Linux: system() + SIGCHLD handling + multi

2019-03-13 23:07发布

I have a multithreaded application that installs a handler for SIGCHLD that logs and reaps the child processes.
The problem I see starts when I'm doing a call to system(). system() needs to wait for the child process to end and reaps him itself since it needs the exit code. This is why it calls sigprocmask() to block SIGCHLD. But in my multithreaded application, the SIGCHLD is still called in a different thread and the child is reaped before system() has a chance to do so.

Is this a known problem in POSIX?

One way around this I thought of is to block SIGCHLD in all other threads but this is not really realistic in my case since not all threads are directly created by my code.
What other options do I have?

4条回答
倾城 Initia
2楼-- · 2019-03-13 23:46

For those who are still looking for the answer, there is an easier way to solve this problem:

Rewrite SIGCHLD handler to use waitid call with flags WNOHANG|WNOWAIT to check child's PID before reaping them.
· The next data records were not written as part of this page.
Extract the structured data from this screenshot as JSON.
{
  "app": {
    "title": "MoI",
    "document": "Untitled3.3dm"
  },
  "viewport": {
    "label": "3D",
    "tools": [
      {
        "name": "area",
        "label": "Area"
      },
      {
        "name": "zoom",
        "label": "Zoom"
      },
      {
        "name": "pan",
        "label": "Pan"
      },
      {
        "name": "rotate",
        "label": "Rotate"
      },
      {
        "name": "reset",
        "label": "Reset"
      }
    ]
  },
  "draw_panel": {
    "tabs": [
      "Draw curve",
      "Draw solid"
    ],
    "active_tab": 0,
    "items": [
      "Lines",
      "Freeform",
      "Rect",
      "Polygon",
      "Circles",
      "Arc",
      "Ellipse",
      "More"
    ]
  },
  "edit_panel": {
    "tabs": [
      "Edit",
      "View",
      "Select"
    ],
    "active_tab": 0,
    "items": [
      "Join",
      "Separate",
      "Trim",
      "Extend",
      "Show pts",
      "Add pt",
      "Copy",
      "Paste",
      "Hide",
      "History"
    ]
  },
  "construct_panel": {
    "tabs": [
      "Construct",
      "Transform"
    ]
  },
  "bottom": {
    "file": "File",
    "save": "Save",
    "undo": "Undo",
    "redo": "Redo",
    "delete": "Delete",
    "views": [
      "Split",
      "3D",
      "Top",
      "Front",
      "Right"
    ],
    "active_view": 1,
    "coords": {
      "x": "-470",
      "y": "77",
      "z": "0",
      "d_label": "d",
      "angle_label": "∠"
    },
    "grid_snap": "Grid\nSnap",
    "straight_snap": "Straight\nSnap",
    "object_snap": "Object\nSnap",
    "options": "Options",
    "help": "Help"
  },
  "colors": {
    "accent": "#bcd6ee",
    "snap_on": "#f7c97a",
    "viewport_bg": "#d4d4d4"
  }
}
You can optionally check /proc/PID/stat (or similar OS interface) for command name.

查看更多
别忘想泡老子
3楼-- · 2019-03-13 23:47

Yes, it's a known (or at least strongly intimated) problem.

Blocking SIGCHLD while waiting for the child to terminate prevents the application from catching the signal and obtaining status from system()'s child process before system() can get the status itself. .... Note that if the application is catching SIGCHLD signals, it will receive such a signal before a successful system() call returns.

(From the documentation for system(), emphasis added.)

So, POSIXly you are out of luck, unless your implementation happens to queue SIGCHLD. If it does, you can of course keep a record of pids you forked, and then only reap the ones you were expecting.

Linuxly, too, you are out of luck, as signalfd appears also to collapse multiple SIGCHLDs.

UNIXly, however, you have lots of clever and too-clever techniques available to manage your own children and ignore those of third-party routines. I/O multiplexing of inherited pipes is one alternative to SIGCHLD catching, as is using a small, dedicated "spawn-helper" to do your forking and reaping in a separate process.

查看更多
虎瘦雄心在
4楼-- · 2019-03-13 23:47

Since you have threads you cannot control, I recommend you write a preloaded library to interpose the system() call (and perhaps also popen() etc.) with your own implementation. I'd also include your SIGCHLD handler in the library, too.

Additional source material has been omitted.